E la stessa cosa va detta per le difficoltà della nostra vita, personale o familiare: non guardiamo ad esse soltanto come a delle grane o a degli ostacoli: questa sarà sempre la prima sensazione, ma la fede ci può condurre aldilà delle sensazioni. Prove sono queste! Prove da deserto, nelle quali lo Spirito di Dio è con noi perché ne usciamo più maturi, più veri di quando ci eravamo entrati.

Il diavolo (antico nome dal greco che indica la specialità del Maligno: divisore), per fare il suo mestiere getta un’esca particolare: la paura. Paura di non farcela, paura di essere abbandonati a noi stessi, paura di non contar niente per nessuno, paura del fallimento, della sconfitta. Come ha potuto Gesù superare queste prove? Con la fiducia. Non con il coraggio personale, lo sforzo di volontà, l'impegno: tutte cose che alla fine portano a lasciar cadere le braccia, ma la fiducia: una fiducia incondizionata in Dio, nel suo amore, nella sua misericordia, nella sua provvidenza.

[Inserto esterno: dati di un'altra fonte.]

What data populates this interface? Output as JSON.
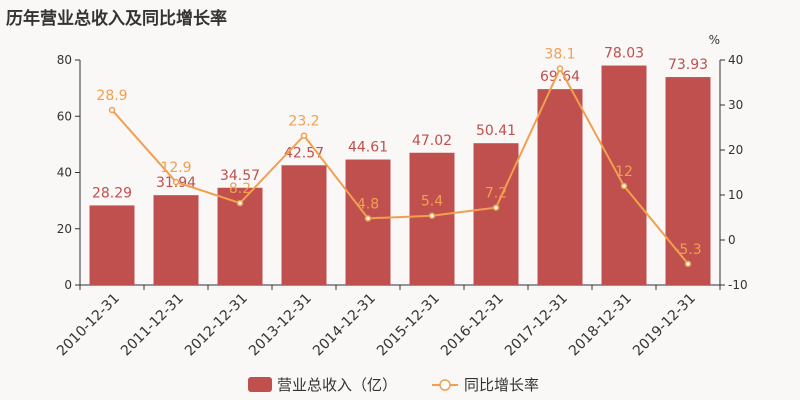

Questo però implica che si dia per davvero il primo posto a Dio. Primo nel senso di ascoltare con amorosa, anzi, scrupolosa attenzione la sua Parola; riservarle prioritaria considerazione tra tutte quelle che sentiamo risuonare ogni giorno. La riprova, o la verifica, di questo è data poi dal fatto che quando c'è da prender decisioni, esprimere pareri, passare al pratico, sono i criteri suoi a orientarci, non le nostre personali opinioni o visuali soggettive. Allora sì, anche il deserto può diventare fecondo, e se ne può uscire migliori di come ci si era entrati.